Date from week date format: 2022-W02-1 (ISO 8601)

474 views Asked by At

Having a date, I create a column with ISO 8601 week date format:

from pyspark.sql import functions as F
df = spark.createDataFrame([('2019-03-18',), ('2019-12-30',), ('2022-01-03',), ('2022-01-10',)], ['date_col'])

df = df.withColumn(
    'iso_from_date',
    F.concat_ws(
        '-',
        F.expr('extract(yearofweek from date_col)'),
        F.lpad(F.weekofyear('date_col'), 3, 'W0'),
        F.expr('weekday(date_col) + 1')
    )
)
df.show()
# +----------+-------------+
# |  date_col|iso_from_date|
# +----------+-------------+
# |2019-03-18|   2019-W12-1|
# |2019-12-30|   2020-W01-1|
# |2022-01-03|   2022-W01-1|
# |2022-01-10|   2022-W02-1|
# +----------+-------------+

Using Spark 3, how to get back the date, given ISO 8601 week date?

I tried the following, but it is both, incorrect and uses LEGACY configuration which I don't like.

spark.conf.set("spark.sql.legacy.timeParserPolicy", "LEGACY")
df.withColumn('date_from_iso', F.to_date('iso_from_date', "YYYY-'W'ww-uu")).show()
# +----------+-------------+-------------+
# |  date_col|iso_from_date|date_from_iso|
# +----------+-------------+-------------+
# |2019-03-18|   2019-W12-1|   2019-03-18|
# |2019-12-30|   2020-W01-1|   2019-12-30|
# |2022-01-03|   2022-W01-1|   2021-12-27|
# |2022-01-10|   2022-W02-1|   2022-01-03|
# +----------+-------------+-------------+

I am aware of the possibility to create a udf which works:

import datetime
@F.udf('date')
def iso_to_date(iso_date):
    return datetime.datetime.strptime(iso_date, '%G-W%V-%u')

df.withColumn('date_from_iso', iso_to_date('iso_from_date')).show()

But I am looking for a more efficient option. The ideal option should not use LEGACY configuration and be translatable to SQL or Scala (no inefficient udf).

1

There are 1 answers

0
ZygD On BEST ANSWER

In PySpark, I have found a nicer than udf option. This will use pandas_udf which is vectorized (more efficient):

import pandas as pd
@F.pandas_udf('date')
def iso_to_date(iso_date: pd.Series) -> pd.Series:
    return pd.to_datetime(iso_date, format='%G-W%V-%u')

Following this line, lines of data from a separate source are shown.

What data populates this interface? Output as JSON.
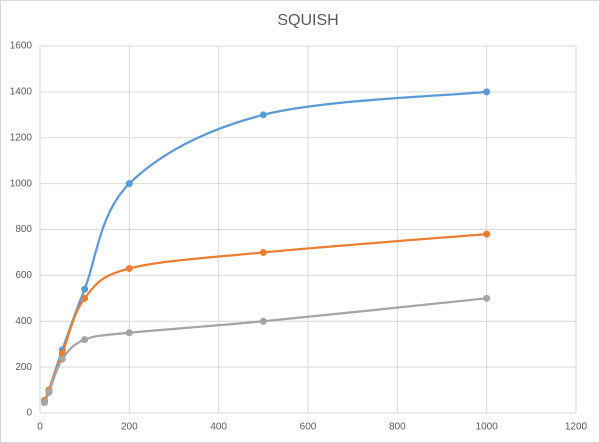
{
  "chart_data": {
    "type": "scatter",
    "title": "SQUISH",
    "smooth": true,
    "grid": true,
    "x": [
      10,
      20,
      50,
      100,
      200,
      500,
      1000
    ],
    "series": [
      {
        "color": "#5b9bd5",
        "values": [
          50,
          100,
          275,
          540,
          1000,
          1300,
          1400
        ]
      },
      {
        "color": "#ed7d31",
        "values": [
          55,
          100,
          260,
          500,
          630,
          700,
          780
        ]
      },
      {
        "color": "#a5a5a5",
        "values": [
          45,
          90,
          235,
          320,
          350,
          400,
          500
        ]
      }
    ],
    "xlim": [
      0,
      1200
    ],
    "xticks": [
      0,
      200,
      400,
      600,
      800,
      1000,
      1200
    ],
    "ylim": [
      0,
      1600
    ],
    "yticks": [
      0,
      200,
      400,
      600,
      800,
      1000,
      1200,
      1400,
      1600
    ]
  }
}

df.withColumn('date_from_iso', iso_to_date('iso_from_date')).show()
# +----------+-------------+-------------+
# |  date_col|iso_from_date|date_from_iso|
# +----------+-------------+-------------+
# |2019-03-18|   2019-W12-1|   2019-03-18|
# |2019-12-30|   2020-W01-1|   2019-12-30|
# |2022-01-03|   2022-W01-1|   2022-01-03|
# |2022-01-10|   2022-W02-1|   2022-01-10|
# +----------+-------------+-------------+

It works in Spark 3 without the LEGACY configuration. So it's acceptable.

However, there is room for improvement, as this option is not transferable to SQL or Scala.